Uncle Frank has something to say about how things were in the past, but it also implies a lot about us now, 50 years in the future, and yet somehow still living in a world full of prejudice, where in some places and for some people, Frank’s experience is still the norm. For an unspoken statement, it’s pretty profound.

Black Bear

Holy pickled beets, Black Bear!

Allison (Aubrey Plaza) is a filmmaker who’s treating her writer’s block to a remote lake house retreat. There she finds a young, pregnant couple who have perhaps been living in isolation a little too long. Gabe (Christopher Abbott), a musician, and Blair (Sarah Gadon), a former dancer, seem to actively loathe each other; it’s an awkward situation I would never choose to take part in but Allison doesn’t just stay, she picks at the scabs. She even gets in a few fresh jabs herself. These frustrated artists release on each other with pretentious arguments. It’s awful for Gabe and Blair’s relationship but apparently that’s a sacrifice Allison’s willing to make, baby on the way or no.

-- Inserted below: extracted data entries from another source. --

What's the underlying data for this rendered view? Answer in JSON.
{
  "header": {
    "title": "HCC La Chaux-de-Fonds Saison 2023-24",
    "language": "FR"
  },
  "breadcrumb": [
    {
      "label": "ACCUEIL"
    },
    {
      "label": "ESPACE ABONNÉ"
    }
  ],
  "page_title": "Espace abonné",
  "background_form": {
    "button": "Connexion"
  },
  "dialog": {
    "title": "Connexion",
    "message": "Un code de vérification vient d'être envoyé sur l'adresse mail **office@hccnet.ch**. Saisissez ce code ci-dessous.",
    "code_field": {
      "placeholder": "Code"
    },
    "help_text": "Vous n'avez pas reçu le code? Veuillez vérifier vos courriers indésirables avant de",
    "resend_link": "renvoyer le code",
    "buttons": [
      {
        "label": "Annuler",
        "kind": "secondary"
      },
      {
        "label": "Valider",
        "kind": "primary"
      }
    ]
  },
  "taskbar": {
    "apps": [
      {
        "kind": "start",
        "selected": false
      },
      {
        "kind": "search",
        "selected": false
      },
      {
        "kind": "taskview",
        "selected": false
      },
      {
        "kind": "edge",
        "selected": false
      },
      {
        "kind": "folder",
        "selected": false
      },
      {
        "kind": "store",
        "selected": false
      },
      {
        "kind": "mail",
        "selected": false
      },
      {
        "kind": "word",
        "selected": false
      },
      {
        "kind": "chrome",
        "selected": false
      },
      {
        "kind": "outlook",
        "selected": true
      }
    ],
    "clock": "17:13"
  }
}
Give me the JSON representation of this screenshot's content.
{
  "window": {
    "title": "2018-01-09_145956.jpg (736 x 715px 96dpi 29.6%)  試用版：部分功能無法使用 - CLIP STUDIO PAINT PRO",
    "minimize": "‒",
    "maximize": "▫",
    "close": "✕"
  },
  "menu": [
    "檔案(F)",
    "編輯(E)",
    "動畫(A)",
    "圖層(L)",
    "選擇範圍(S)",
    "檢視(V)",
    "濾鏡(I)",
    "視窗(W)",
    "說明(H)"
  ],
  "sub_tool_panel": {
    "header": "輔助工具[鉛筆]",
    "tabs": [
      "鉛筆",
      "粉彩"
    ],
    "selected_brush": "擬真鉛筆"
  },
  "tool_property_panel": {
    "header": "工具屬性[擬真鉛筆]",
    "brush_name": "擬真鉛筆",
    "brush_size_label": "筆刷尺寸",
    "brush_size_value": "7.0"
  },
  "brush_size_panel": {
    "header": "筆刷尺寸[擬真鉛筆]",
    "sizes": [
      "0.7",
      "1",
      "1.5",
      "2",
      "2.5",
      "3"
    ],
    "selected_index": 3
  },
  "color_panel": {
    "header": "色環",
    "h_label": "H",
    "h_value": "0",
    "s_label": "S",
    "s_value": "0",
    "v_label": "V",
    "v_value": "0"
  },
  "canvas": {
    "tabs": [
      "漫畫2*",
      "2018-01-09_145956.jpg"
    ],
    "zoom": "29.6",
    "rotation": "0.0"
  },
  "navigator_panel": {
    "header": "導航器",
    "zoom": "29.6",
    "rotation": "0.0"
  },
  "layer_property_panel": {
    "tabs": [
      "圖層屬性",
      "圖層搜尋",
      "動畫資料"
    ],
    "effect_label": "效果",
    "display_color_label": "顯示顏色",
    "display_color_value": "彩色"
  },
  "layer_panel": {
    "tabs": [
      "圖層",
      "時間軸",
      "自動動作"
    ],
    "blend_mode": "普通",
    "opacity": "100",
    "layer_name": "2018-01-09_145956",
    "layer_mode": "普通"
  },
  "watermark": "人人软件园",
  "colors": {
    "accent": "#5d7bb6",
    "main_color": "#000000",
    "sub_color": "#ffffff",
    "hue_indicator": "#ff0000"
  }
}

That’s where Allison’s little game of muse-inducing desire and jealousy takes a turn for the decidedly meta. Blurring the line between autobiography and invention, the film divides itself between two chapters – perhaps both the inspiration and its result. Clearly the bears in the woods have dark companions.

Watching this film is like getting to peek behind the curtain at the Wizard of Oz manipulating all his levers and pulleys. It basically deconstructs itself right in front of us and we get to decide how much of it is fact or fiction, and where exactly it turns into a work of imagination. It is certainly an act of ringing art out of pain, telling the story in a brain-teasing sort of way. Writer-director Lawrence Michael Levine enjoys playing with us, and I admit, the game is addictive.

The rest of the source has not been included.